The reverse repo rate was held at 5.75 per cent.
It opted widely expected status quo in key rates citing inflation concerns and flagged risks from wider fiscal deficit.
Meanwhile, the Reserve Bank is expecting retail inflation to rise to 5.1 per cent in the last quarter of the ongoing fiscal due to rising crude oil prices and hike in salary components of government employees.
The central bank has also projected inflation to be in the range of 5.1-5.6 per cent in the first half of 2018-19.
The decision of the Monetary Policy Committee (MPC) is consistent with the neutral stance of the central bank aimed at achieving its medium-term target for CPI (consumer price index) of 4 per cent within a band of +/- 2 per cent, while supporting growth, the RBI in a statement said.
Repo rate is the rate at which the central bank of a country lends money to commercial banks against securities in the event of any shortfall of funds. Repo rate is used by monetary authorities to control inflation.
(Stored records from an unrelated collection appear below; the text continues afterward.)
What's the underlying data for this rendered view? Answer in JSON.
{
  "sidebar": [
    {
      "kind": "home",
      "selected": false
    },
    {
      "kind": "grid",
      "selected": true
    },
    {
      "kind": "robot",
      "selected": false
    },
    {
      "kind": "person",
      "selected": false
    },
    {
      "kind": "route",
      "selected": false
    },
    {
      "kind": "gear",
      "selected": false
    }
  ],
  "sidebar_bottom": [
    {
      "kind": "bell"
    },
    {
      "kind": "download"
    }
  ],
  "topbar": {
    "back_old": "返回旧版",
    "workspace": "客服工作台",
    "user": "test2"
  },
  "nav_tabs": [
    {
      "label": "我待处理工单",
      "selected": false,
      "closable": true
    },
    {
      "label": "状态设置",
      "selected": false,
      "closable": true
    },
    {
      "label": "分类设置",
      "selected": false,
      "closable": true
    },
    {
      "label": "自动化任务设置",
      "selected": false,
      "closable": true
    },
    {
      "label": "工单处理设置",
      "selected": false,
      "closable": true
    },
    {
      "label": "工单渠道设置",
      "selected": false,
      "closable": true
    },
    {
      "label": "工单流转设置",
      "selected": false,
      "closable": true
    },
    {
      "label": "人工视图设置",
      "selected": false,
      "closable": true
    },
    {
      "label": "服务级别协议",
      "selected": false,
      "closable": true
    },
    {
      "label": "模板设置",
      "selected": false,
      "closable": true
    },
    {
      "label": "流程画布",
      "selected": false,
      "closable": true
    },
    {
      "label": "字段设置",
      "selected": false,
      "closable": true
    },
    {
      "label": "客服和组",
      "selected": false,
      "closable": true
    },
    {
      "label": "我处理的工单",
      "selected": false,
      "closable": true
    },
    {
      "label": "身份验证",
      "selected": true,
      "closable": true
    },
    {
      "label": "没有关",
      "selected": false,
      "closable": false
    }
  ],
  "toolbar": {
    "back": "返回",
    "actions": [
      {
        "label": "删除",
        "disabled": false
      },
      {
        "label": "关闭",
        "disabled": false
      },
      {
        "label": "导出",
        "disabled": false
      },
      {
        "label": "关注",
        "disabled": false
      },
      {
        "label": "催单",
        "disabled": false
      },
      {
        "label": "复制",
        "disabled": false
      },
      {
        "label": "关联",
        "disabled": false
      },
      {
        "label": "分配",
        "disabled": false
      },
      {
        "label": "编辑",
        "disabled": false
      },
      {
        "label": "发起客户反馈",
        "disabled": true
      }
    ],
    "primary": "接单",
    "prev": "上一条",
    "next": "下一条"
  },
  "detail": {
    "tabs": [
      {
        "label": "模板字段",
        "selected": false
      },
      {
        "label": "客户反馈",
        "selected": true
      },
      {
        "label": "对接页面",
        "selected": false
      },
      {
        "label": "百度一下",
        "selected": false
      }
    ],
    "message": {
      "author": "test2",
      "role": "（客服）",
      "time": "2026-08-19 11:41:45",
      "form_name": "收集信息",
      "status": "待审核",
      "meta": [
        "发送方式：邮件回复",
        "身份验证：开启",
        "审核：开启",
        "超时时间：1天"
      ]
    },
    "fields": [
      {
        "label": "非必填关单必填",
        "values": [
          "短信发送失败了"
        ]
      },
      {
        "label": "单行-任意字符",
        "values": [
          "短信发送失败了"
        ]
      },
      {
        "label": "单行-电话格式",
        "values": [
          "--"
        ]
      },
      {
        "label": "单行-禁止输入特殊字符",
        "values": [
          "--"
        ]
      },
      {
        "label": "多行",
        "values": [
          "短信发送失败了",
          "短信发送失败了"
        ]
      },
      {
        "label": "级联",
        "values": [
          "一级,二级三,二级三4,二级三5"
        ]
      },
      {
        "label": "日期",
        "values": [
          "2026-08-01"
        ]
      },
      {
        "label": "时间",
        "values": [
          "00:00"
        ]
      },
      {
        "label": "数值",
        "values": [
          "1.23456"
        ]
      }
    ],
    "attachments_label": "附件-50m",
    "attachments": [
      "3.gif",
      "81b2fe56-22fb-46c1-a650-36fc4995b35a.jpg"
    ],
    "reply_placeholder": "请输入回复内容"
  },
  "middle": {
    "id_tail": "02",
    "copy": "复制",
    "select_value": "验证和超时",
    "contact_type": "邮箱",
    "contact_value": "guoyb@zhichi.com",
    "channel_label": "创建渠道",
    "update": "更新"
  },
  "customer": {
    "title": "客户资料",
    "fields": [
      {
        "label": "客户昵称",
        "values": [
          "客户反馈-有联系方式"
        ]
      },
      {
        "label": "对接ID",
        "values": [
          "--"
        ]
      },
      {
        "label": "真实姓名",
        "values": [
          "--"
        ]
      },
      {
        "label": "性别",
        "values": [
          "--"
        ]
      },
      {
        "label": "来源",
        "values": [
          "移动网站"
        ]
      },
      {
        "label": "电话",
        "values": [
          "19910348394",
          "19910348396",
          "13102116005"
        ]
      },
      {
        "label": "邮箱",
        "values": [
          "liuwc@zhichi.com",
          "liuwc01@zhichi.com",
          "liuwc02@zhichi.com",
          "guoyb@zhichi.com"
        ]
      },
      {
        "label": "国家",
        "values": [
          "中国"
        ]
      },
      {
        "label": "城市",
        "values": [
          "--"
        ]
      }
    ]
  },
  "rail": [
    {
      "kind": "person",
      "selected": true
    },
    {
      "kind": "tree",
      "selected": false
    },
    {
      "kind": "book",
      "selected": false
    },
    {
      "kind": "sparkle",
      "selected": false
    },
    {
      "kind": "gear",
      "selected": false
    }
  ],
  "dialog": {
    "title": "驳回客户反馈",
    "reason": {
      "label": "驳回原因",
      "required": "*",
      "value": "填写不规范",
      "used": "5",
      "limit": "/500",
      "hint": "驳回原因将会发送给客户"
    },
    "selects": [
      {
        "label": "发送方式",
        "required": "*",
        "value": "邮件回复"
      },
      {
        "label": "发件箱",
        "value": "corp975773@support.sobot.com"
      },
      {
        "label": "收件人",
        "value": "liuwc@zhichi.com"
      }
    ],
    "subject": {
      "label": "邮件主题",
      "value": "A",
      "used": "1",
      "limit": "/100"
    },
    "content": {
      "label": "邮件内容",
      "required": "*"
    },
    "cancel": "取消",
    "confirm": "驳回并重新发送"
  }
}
Reverse repo rate is the rate at which the RBI borrows money from the commercial banks.
In case of inflation, central banks increase repo rate as this acts as a disincentive for banks to borrow from the central bank. This ultimately reduces the money supply in the economy and thus helps in arresting inflation. Similarly, the central bank will decrease the repo rate in case of a deflationary environment.
Following are the highlights of the RBI’s 6th bi-monthly monetary policy statement:
- Key lending rate (repo) unchanged at 6 pc;
- Reverse repo rate remains at 5.75 pc and marginal standing facility (MSF) rate and Bank Rate at 6.25 pc;
- Monetary policy’s stance neutral;
- Petrol and diesel prices rose sharply in Jan, reflecting lagged pass-through of past increases in global crude prices;
- Retail inflation estimated at 5.1 pc in Q4 this fiscal and 5.1-5.6 pc in H1 of FY2018-19;
- Inflation likely to ease to 4.5-4.6 per cent in H2 of FY19;
- Gross Value Added (GVA) growth for FY18 seen at 6.6 pc;
- GVA growth for 2018-19 projected at 7.2 pc;
- GST stabilising, which augurs well for economic activity;
- Early signs of revival in investment activity;
- RBI seeks pick-up in credit growth due to recapitalisation of PSBs and resolution proceedings under IBC;
- Export growth expected to improve further on account of improving global demand;
- RBI says focus of Union Budget on rural and infrastructure sectors a welcome development;
- Five members voted in favour of status quo in interest rate; one member voted for increase of 0.25 pc;
- Next meeting of the MPC on April 4 and 5.